Motorola Licenses BlackBerry Services for Phones

By James Miller
April 21, 2004

Research In Motion (RIM) has signed an agreement with Motorola, the number two mobile phone vendor, to enable specific handsets to connect to BlackBerry services, including support for both BlackBerry Enterprise Server and BlackBerry Web Client. The company signed a similar deal with the number one selling mobile phone vendor, Nokia, back in 2002.

While the details about RIM's agreement with Motorola haven't been made available, it is further evidence of RIM's strategy of offering its wireless services to devices and platforms beyond its own BlackBerry handhelds.

Like with a BlackBerry handheld, the BlackBerry Enterprise Server, for example, will probably be able to push email directly to the Motorola phones. Traditionally, mobile device users need to request data and email be pulled down from a server. With push, email is sent directly to the device. This push capability is an important reason RIM recently surpassed one million subscribers.

Earlier this month, wireless carrier Siemens AG inked a deal to offer RIM's BlackBerry email and data solutions on its mobile phones. As a result, Siemens' mobile phones will be able to connect to email and corporate data applications via RIM's BlackBerry solutions.

RIM's deals with Motorola and Siemens are the latest examples of the company's efforts to expand the reach of its synchronization solutions to other platforms. Other deals include one with T-Mobile, which plans to offer BlackBerry services later this year for the MDA II Pocket PC Phone, and the Sony Ericsson P900 and Nokia 6820 smartphones, which are both Symbian-based.

RIM has also signed similar agreements with O2, Samsung, Sony Ericsson, and PalmSource. All of these deals aim to deliver BlackBerry email support to these companies’ devices and platforms.

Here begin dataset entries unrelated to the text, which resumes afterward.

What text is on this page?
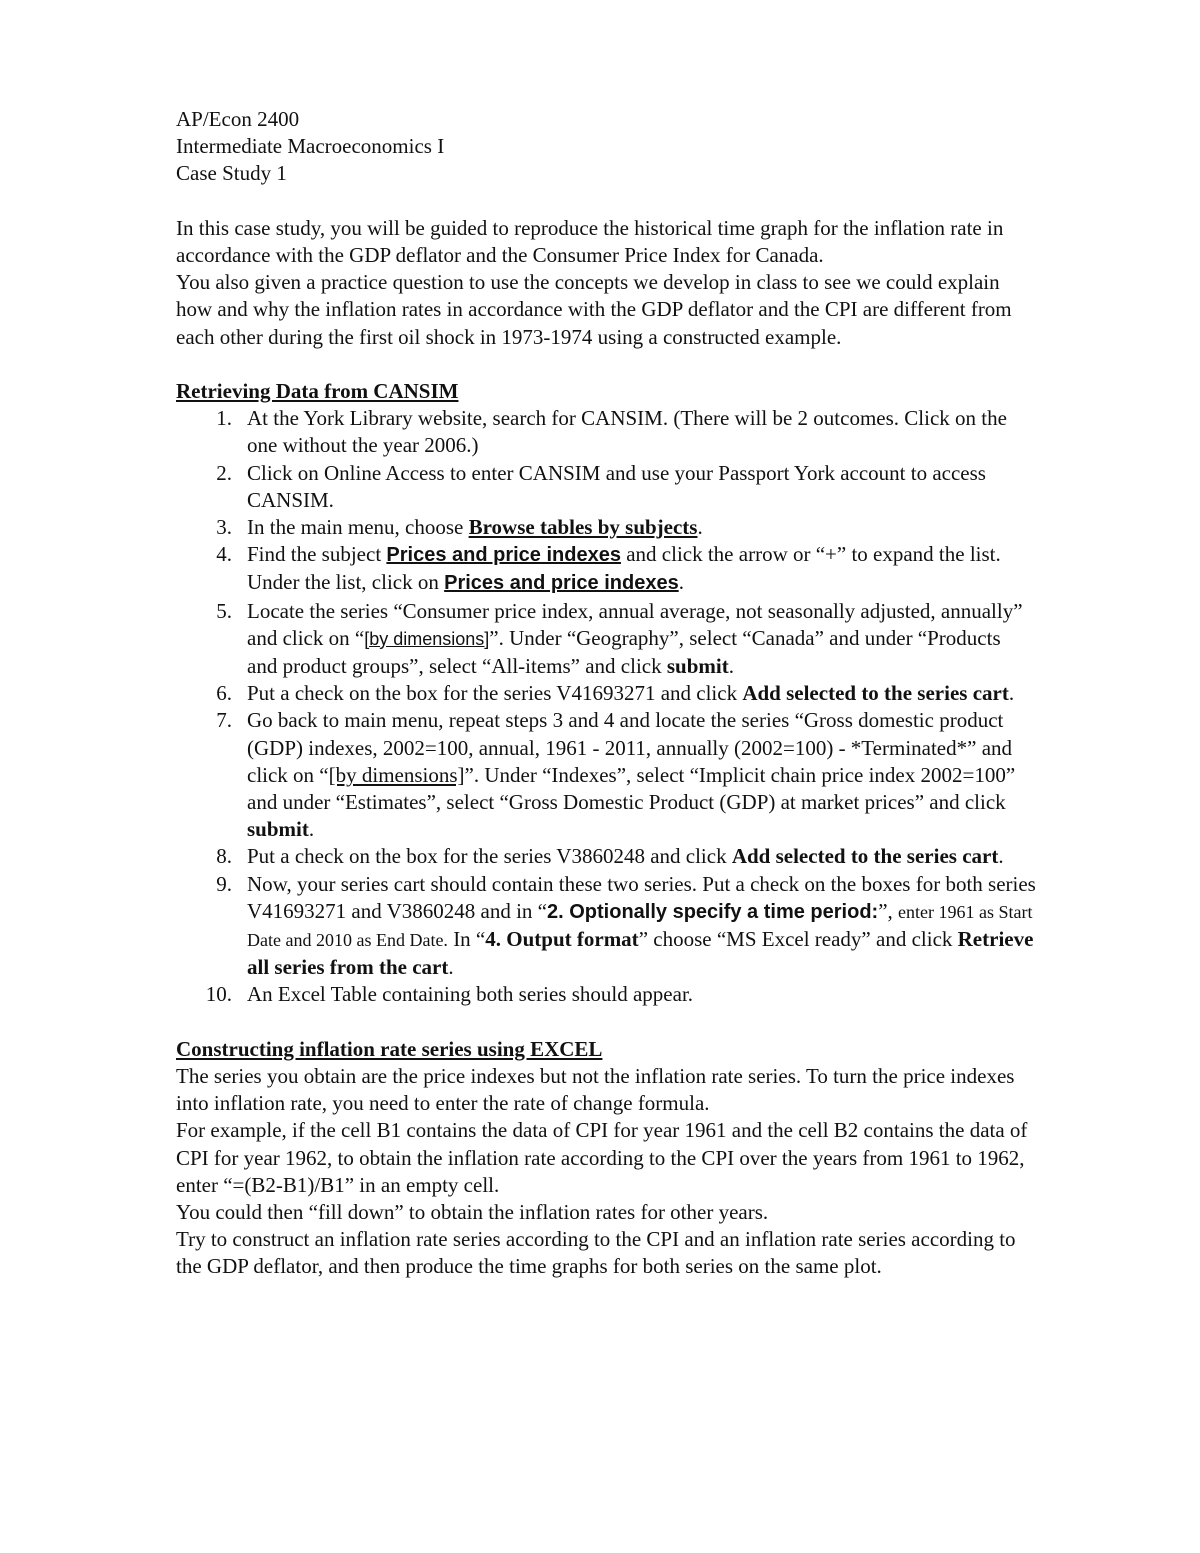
AP/Econ 2400

Intermediate Macroeconomics I

Case Study 1

In this case study, you will be guided to reproduce the historical time graph for the inflation rate in accordance with the GDP deflator and the Consumer Price Index for Canada.

You also given a practice question to use the concepts we develop in class to see we could explain how and why the inflation rates in accordance with the GDP deflator and the CPI are different from each other during the first oil shock in 1973-1974 using a constructed example.

Retrieving Data from CANSIM

1. At the York Library website, search for CANSIM. (There will be 2 outcomes. Click on the one without the year 2006.)
2. Click on Online Access to enter CANSIM and use your Passport York account to access CANSIM.
3. In the main menu, choose Browse tables by subjects.
4. Find the subject Prices and price indexes and click the arrow or “+” to expand the list. Under the list, click on Prices and price indexes.
5. Locate the series “Consumer price index, annual average, not seasonally adjusted, annually” and click on “[by dimensions]”. Under “Geography”, select “Canada” and under “Products and product groups”, select “All-items” and click submit.
6. Put a check on the box for the series V41693271 and click Add selected to the series cart.
7. Go back to main menu, repeat steps 3 and 4 and locate the series “Gross domestic product (GDP) indexes, 2002=100, annual, 1961 - 2011, annually (2002=100) - *Terminated*” and click on “[by dimensions]”. Under “Indexes”, select “Implicit chain price index 2002=100” and under “Estimates”, select “Gross Domestic Product (GDP) at market prices” and click submit.
8. Put a check on the box for the series V3860248 and click Add selected to the series cart.
9. Now, your series cart should contain these two series. Put a check on the boxes for both series V41693271 and V3860248 and in “2. Optionally specify a time period:”, enter 1961 as Start Date and 2010 as End Date. In “4. Output format” choose “MS Excel ready” and click Retrieve all series from the cart.
10. An Excel Table containing both series should appear.

Constructing inflation rate series using EXCEL

The series you obtain are the price indexes but not the inflation rate series. To turn the price indexes into inflation rate, you need to enter the rate of change formula.

For example, if the cell B1 contains the data of CPI for year 1961 and the cell B2 contains the data of CPI for year 1962, to obtain the inflation rate according to the CPI over the years from 1961 to 1962, enter “=(B2-B1)/B1” in an empty cell.

You could then “fill down” to obtain the inflation rates for other years.

Try to construct an inflation rate series according to the CPI and an inflation rate series according to the GDP deflator, and then produce the time graphs for both series on the same plot.
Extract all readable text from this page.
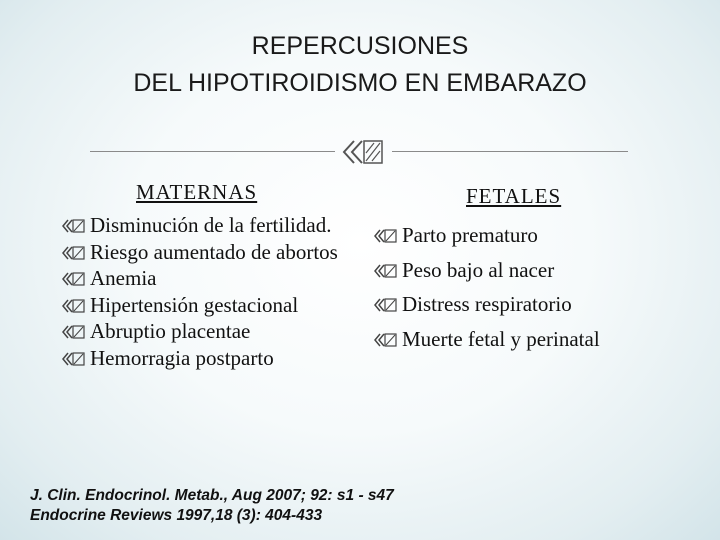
REPERCUSIONES
DEL HIPOTIROIDISMO EN EMBARAZO
MATERNAS
Disminución de la fertilidad.
Riesgo aumentado de abortos
Anemia
Hipertensión gestacional
Abruptio placentae
Hemorragia postparto
FETALES
Parto prematuro
Peso bajo al nacer
Distress respiratorio
Muerte fetal y perinatal
J. Clin. Endocrinol. Metab., Aug 2007; 92: s1 - s47
Endocrine Reviews 1997,18 (3): 404-433
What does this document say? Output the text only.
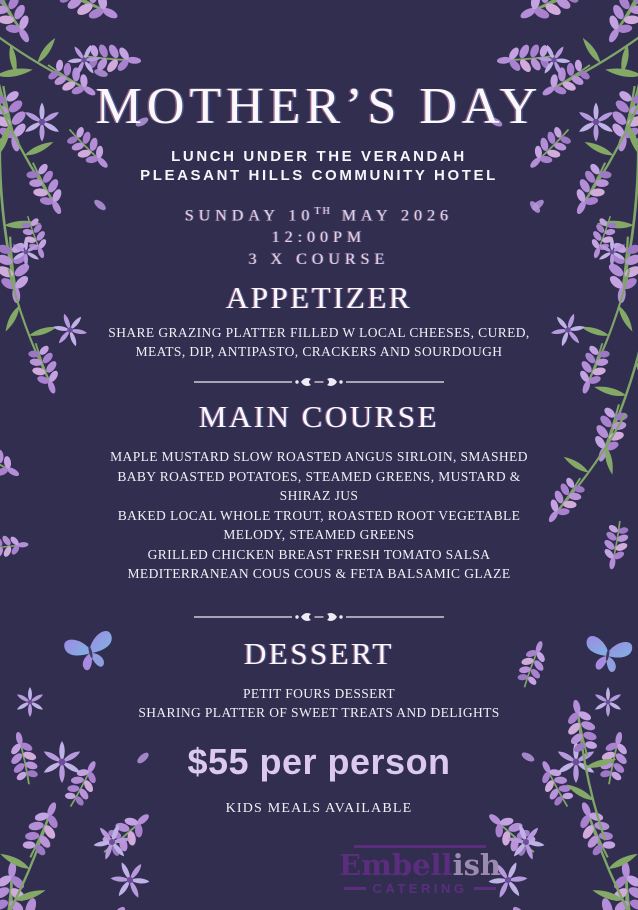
MOTHER’S DAY
LUNCH UNDER THE VERANDAH
PLEASANT HILLS COMMUNITY HOTEL
SUNDAY 10TH MAY 2026
12:00PM
3 X COURSE
APPETIZER
SHARE GRAZING PLATTER FILLED W LOCAL CHEESES, CURED,
MEATS, DIP, ANTIPASTO, CRACKERS AND SOURDOUGH
MAIN COURSE
MAPLE MUSTARD SLOW ROASTED ANGUS SIRLOIN, SMASHED
BABY ROASTED POTATOES, STEAMED GREENS, MUSTARD &
SHIRAZ JUS
BAKED LOCAL WHOLE TROUT, ROASTED ROOT VEGETABLE
MELODY, STEAMED GREENS
GRILLED CHICKEN BREAST FRESH TOMATO SALSA
MEDITERRANEAN COUS COUS & FETA BALSAMIC GLAZE
DESSERT
PETIT FOURS DESSERT
SHARING PLATTER OF SWEET TREATS AND DELIGHTS
$55 per person
KIDS MEALS AVAILABLE
Embellish
CATERING
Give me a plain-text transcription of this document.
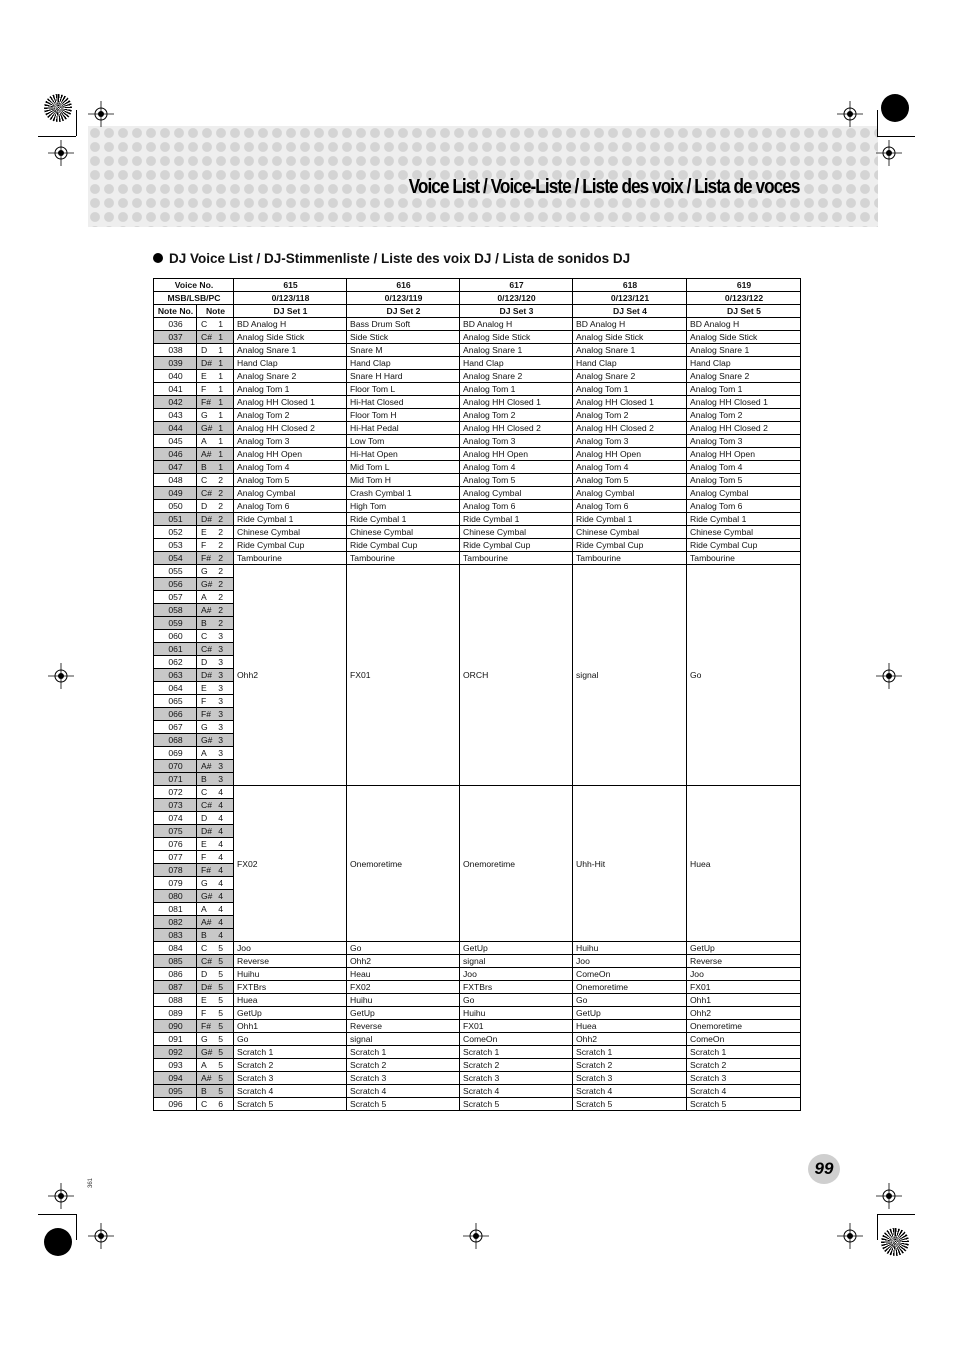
Voice List / Voice-Liste / Liste des voix / Lista de voces
DJ Voice List / DJ-Stimmenliste / Liste des voix DJ / Lista de sonidos DJ
Voice No.		615	616	617	618	619
MSB/LSB/PC		0/123/118	0/123/119	0/123/120	0/123/121	0/123/122
Note No.	Note	DJ Set 1	DJ Set 2	DJ Set 3	DJ Set 4	DJ Set 5
036	C 1	BD Analog H	Bass Drum Soft	BD Analog H	BD Analog H	BD Analog H
037	C# 1	Analog Side Stick	Side Stick	Analog Side Stick	Analog Side Stick	Analog Side Stick
038	D 1	Analog Snare 1	Snare M	Analog Snare 1	Analog Snare 1	Analog Snare 1
039	D# 1	Hand Clap	Hand Clap	Hand Clap	Hand Clap	Hand Clap
040	E 1	Analog Snare 2	Snare H Hard	Analog Snare 2	Analog Snare 2	Analog Snare 2
041	F 1	Analog Tom 1	Floor Tom L	Analog Tom 1	Analog Tom 1	Analog Tom 1
042	F# 1	Analog HH Closed 1	Hi-Hat Closed	Analog HH Closed 1	Analog HH Closed 1	Analog HH Closed 1
043	G 1	Analog Tom 2	Floor Tom H	Analog Tom 2	Analog Tom 2	Analog Tom 2
044	G# 1	Analog HH Closed 2	Hi-Hat Pedal	Analog HH Closed 2	Analog HH Closed 2	Analog HH Closed 2
045	A 1	Analog Tom 3	Low Tom	Analog Tom 3	Analog Tom 3	Analog Tom 3
046	A# 1	Analog HH Open	Hi-Hat Open	Analog HH Open	Analog HH Open	Analog HH Open
047	B 1	Analog Tom 4	Mid Tom L	Analog Tom 4	Analog Tom 4	Analog Tom 4
048	C 2	Analog Tom 5	Mid Tom H	Analog Tom 5	Analog Tom 5	Analog Tom 5
049	C# 2	Analog Cymbal	Crash Cymbal 1	Analog Cymbal	Analog Cymbal	Analog Cymbal
050	D 2	Analog Tom 6	High Tom	Analog Tom 6	Analog Tom 6	Analog Tom 6
051	D# 2	Ride Cymbal 1	Ride Cymbal 1	Ride Cymbal 1	Ride Cymbal 1	Ride Cymbal 1
052	E 2	Chinese Cymbal	Chinese Cymbal	Chinese Cymbal	Chinese Cymbal	Chinese Cymbal
053	F 2	Ride Cymbal Cup	Ride Cymbal Cup	Ride Cymbal Cup	Ride Cymbal Cup	Ride Cymbal Cup
054	F# 2	Tambourine	Tambourine	Tambourine	Tambourine	Tambourine
055	G 2	Ohh2	FX01	ORCH	signal	Go
056	G# 2					

057	A 2					

058	A# 2					

059	B 2					

060	C 3					

061	C# 3					

062	D 3					

063	D# 3					

064	E 3					

065	F 3					

066	F# 3					

067	G 3					

068	G# 3					

069	A 3					

070	A# 3					

071	B 3					

072	C 4	FX02	Onemoretime	Onemoretime	Uhh-Hit	Huea
073	C# 4					

074	D 4					

075	D# 4					

076	E 4					

077	F 4					

078	F# 4					

079	G 4					

080	G# 4					

081	A 4					

082	A# 4					

083	B 4					

084	C 5	Joo	Go	GetUp	Huihu	GetUp
085	C# 5	Reverse	Ohh2	signal	Joo	Reverse
086	D 5	Huihu	Heau	Joo	ComeOn	Joo
087	D# 5	FXTBrs	FX02	FXTBrs	Onemoretime	FX01
088	E 5	Huea	Huihu	Go	Go	Ohh1
089	F 5	GetUp	GetUp	Huihu	GetUp	Ohh2
090	F# 5	Ohh1	Reverse	FX01	Huea	Onemoretime
091	G 5	Go	signal	ComeOn	Ohh2	ComeOn
092	G# 5	Scratch 1	Scratch 1	Scratch 1	Scratch 1	Scratch 1
093	A 5	Scratch 2	Scratch 2	Scratch 2	Scratch 2	Scratch 2
094	A# 5	Scratch 3	Scratch 3	Scratch 3	Scratch 3	Scratch 3
095	B 5	Scratch 4	Scratch 4	Scratch 4	Scratch 4	Scratch 4
096	C 6	Scratch 5	Scratch 5	Scratch 5	Scratch 5	Scratch 5
99
361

By partnering with RIM, these vendors hope to improve the chances of the entry of their platforms into the enterprise market.

In addition, many enterprises that already use BlackBerry Enterprise Server and those that are thinking about installing it don't want to be limited to one handheld solution. In some cases, it just isn't practical to only support BlackBerry when there are so many more Windows Mobile, Symbian and Palm OS PDAs and smartphones out there. Allowing these enterprises to deploy other platforms gives RIM an additional selling point for its corporate access solutions.